Using third party locations such as the wayback machine, crawl a target passively (without ever touching the target).

COMMAND DESCRIPTION

-ps, -passive

enable passive sources to discover target endpoints

-pss, -passive-source string[]

passive source to use for url discovery (waybackarchive,commoncrawl,alienvault)

Katana Scope Options

Scope Katana to define what is in scope / out of scope including filters and exlcudes for file types.
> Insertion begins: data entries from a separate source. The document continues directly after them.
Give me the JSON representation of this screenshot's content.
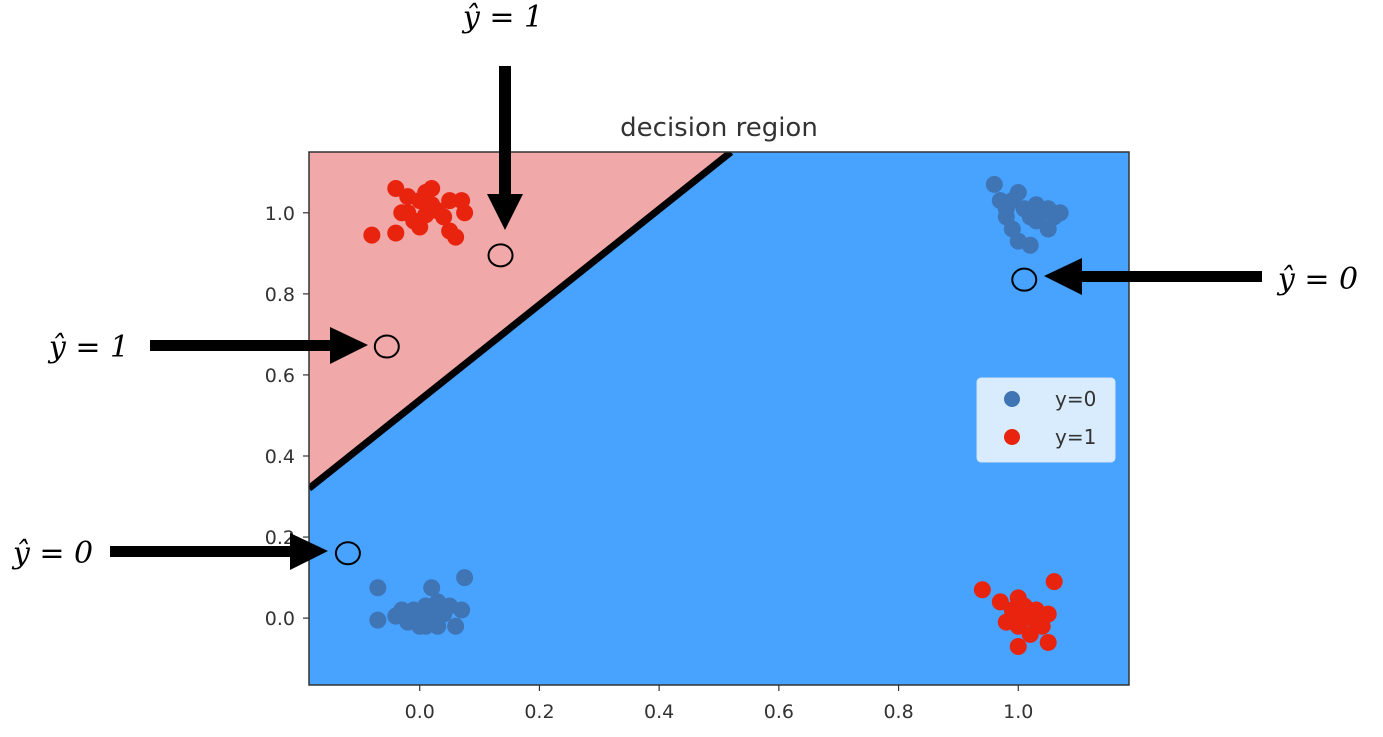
{
  "chart_data": {
    "type": "scatter",
    "title": "decision region",
    "xlim": [
      -0.185,
      1.185
    ],
    "ylim": [
      -0.165,
      1.15
    ],
    "xticks": [
      0.0,
      0.2,
      0.4,
      0.6,
      0.8,
      1.0
    ],
    "yticks": [
      0.0,
      0.2,
      0.4,
      0.6,
      0.8,
      1.0
    ],
    "xtick_labels": [
      "0.0",
      "0.2",
      "0.4",
      "0.6",
      "0.8",
      "1.0"
    ],
    "ytick_labels": [
      "0.0",
      "0.2",
      "0.4",
      "0.6",
      "0.8",
      "1.0"
    ],
    "grid": false,
    "legend_placement": "center-right",
    "decision_boundary": {
      "x": [
        -0.185,
        0.52
      ],
      "y": [
        0.32,
        1.15
      ]
    },
    "regions": [
      {
        "label": "y=1",
        "color": "#f0a8a8"
      },
      {
        "label": "y=0",
        "color": "#47a3ff"
      }
    ],
    "series": [
      {
        "name": "y=0",
        "color": "#3f74b5",
        "points": [
          [
            -0.07,
            0.075
          ],
          [
            -0.07,
            -0.005
          ],
          [
            -0.04,
            0.005
          ],
          [
            -0.03,
            0.02
          ],
          [
            -0.02,
            -0.01
          ],
          [
            -0.01,
            0.02
          ],
          [
            0.0,
            0.0
          ],
          [
            0.0,
            -0.02
          ],
          [
            0.01,
            0.03
          ],
          [
            0.02,
            0.075
          ],
          [
            0.02,
            0.01
          ],
          [
            0.03,
            0.04
          ],
          [
            0.03,
            -0.02
          ],
          [
            0.04,
            0.01
          ],
          [
            0.05,
            0.03
          ],
          [
            0.06,
            -0.02
          ],
          [
            0.07,
            0.02
          ],
          [
            0.075,
            0.1
          ],
          [
            -0.02,
            0.0
          ],
          [
            0.01,
            -0.02
          ],
          [
            0.96,
            1.07
          ],
          [
            0.97,
            1.03
          ],
          [
            0.98,
            0.99
          ],
          [
            0.99,
            0.96
          ],
          [
            0.99,
            1.03
          ],
          [
            1.0,
            1.05
          ],
          [
            1.01,
            1.01
          ],
          [
            1.02,
            0.99
          ],
          [
            1.03,
            0.98
          ],
          [
            1.04,
            1.0
          ],
          [
            1.05,
            0.96
          ],
          [
            1.05,
            1.01
          ],
          [
            1.06,
            0.99
          ],
          [
            1.07,
            1.0
          ],
          [
            1.0,
            0.93
          ],
          [
            1.02,
            0.92
          ],
          [
            0.98,
            1.01
          ],
          [
            1.03,
            1.02
          ]
        ]
      },
      {
        "name": "y=1",
        "color": "#e8230e",
        "points": [
          [
            -0.08,
            0.945
          ],
          [
            -0.04,
            1.06
          ],
          [
            -0.04,
            0.95
          ],
          [
            -0.03,
            1.0
          ],
          [
            -0.02,
            1.04
          ],
          [
            -0.01,
            0.98
          ],
          [
            0.0,
            1.03
          ],
          [
            0.0,
            0.965
          ],
          [
            0.01,
            1.05
          ],
          [
            0.01,
            0.995
          ],
          [
            0.02,
            1.02
          ],
          [
            0.02,
            1.06
          ],
          [
            0.03,
            1.005
          ],
          [
            0.04,
            0.99
          ],
          [
            0.05,
            1.03
          ],
          [
            0.05,
            0.955
          ],
          [
            0.06,
            0.94
          ],
          [
            0.07,
            1.03
          ],
          [
            0.075,
            1.0
          ],
          [
            -0.02,
            1.0
          ],
          [
            0.94,
            0.07
          ],
          [
            0.97,
            0.04
          ],
          [
            0.98,
            -0.01
          ],
          [
            0.99,
            0.02
          ],
          [
            1.0,
            0.05
          ],
          [
            1.0,
            -0.02
          ],
          [
            1.01,
            0.0
          ],
          [
            1.01,
            0.03
          ],
          [
            1.02,
            -0.04
          ],
          [
            1.02,
            0.01
          ],
          [
            1.03,
            0.02
          ],
          [
            1.04,
            -0.02
          ],
          [
            1.05,
            0.01
          ],
          [
            1.05,
            -0.06
          ],
          [
            1.06,
            0.09
          ],
          [
            0.99,
            -0.005
          ],
          [
            1.0,
            -0.07
          ],
          [
            1.03,
            -0.01
          ]
        ]
      }
    ],
    "query_points": [
      {
        "x": 0.135,
        "y": 0.895,
        "label": "ŷ = 1"
      },
      {
        "x": -0.055,
        "y": 0.67,
        "label": "ŷ = 1"
      },
      {
        "x": 1.01,
        "y": 0.835,
        "label": "ŷ = 0"
      },
      {
        "x": -0.12,
        "y": 0.16,
        "label": "ŷ = 0"
      }
    ]
  },
  "legend": {
    "items": [
      {
        "label": "y=0",
        "color": "#3f74b5"
      },
      {
        "label": "y=1",
        "color": "#e8230e"
      }
    ]
  },
  "annotations": [
    {
      "text": "ŷ = 1"
    },
    {
      "text": "ŷ = 1"
    },
    {
      "text": "ŷ = 0"
    },
    {
      "text": "ŷ = 0"
    }
  ]
}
E.g., don’t store crawled videos or jpg, fonts etc.

COMMAND DESCRIPTION

-cs, -crawl-scope string[]

in scope url regex to be followed by crawler

-cos, -crawl-out-scope string[]

out of scope url regex to be excluded by crawler

-fs, -field-scope string

pre-defined scope field (dn,rdn,fqdn) or custom regex (e.g., '(company-staging.io|company.com)') (default "rdn")

-ns, -no-scope

disables host based default scope

-do, -display-out-scope

display external endpoint from scoped crawling

Katana Filters

Configure Katana to match or filter or exclude results based on the following configuration options.

COMMAND DESCRIPTION

-cs, -crawl-scope string[]

in scope url regex to be followed by crawler

-cos, -crawl-out-scope string[]

out of scope url regex to be excluded by crawler

-fs, -field-scope string

pre-defined scope field (dn,rdn,fqdn) or custom regex (e.g., '(company-staging.io|company.com)') (default "rdn")

-ns, -no-scope

disables host based default scope

-do, -display-out-scope

display external endpoint from scoped crawling

Katana Rate Limiting

Configure the number of threads, or requests per second or per minute for Katana.

COMMAND DESCRIPTION

-c, -concurrency int

number of concurrent fetchers to use (default 10)

-p, -parallelism int

number of concurrent inputs to process (default 10)

-rd, -delay int

request delay between each request in seconds

-rl, -rate-limit int

maximum requests to send per second (default 150)

-rlm, -rate-limit-minute int

maximum number of requests to send per minute

How To Update Katana

COMMAND DESCRIPTION

-up, -update

update katana to latest version

-duc, -disable-update-check

disable automatic katana update check

Katana Output File Options

Output Katana crawl data to file types.

COMMAND DESCRIPTION

-o, -output string

file to write output to

-sr, -store-response

store http requests/responses

-srd, -store-response-dir string

store http requests/responses to custom directory

-or, -omit-raw

omit raw requests/responses from jsonl output

-ob, -omit-body

omit response body from jsonl output

-j, -jsonl

write output in jsonl format

-nc, -no-color

disable output content coloring (ANSI escape codes)

-silent

display output only

-v, -verbose

display verbose output

-debug

display debug output

-version

display project version

Katana Example Commands

Katana Output Query Paramaters

Build a list of URL input injection fields from a target:

katana -f qurl -o qurl-output.txt

Do the same but from a httpx scan output text file:

cut -d " " -f 1 httpx.txt | katana -f qurl -o qurl-httpx.txt

Conclusion

We hope you found this Katana cheat sheet useful, and it helps you get started with this powerful web crawler by Project Discovery.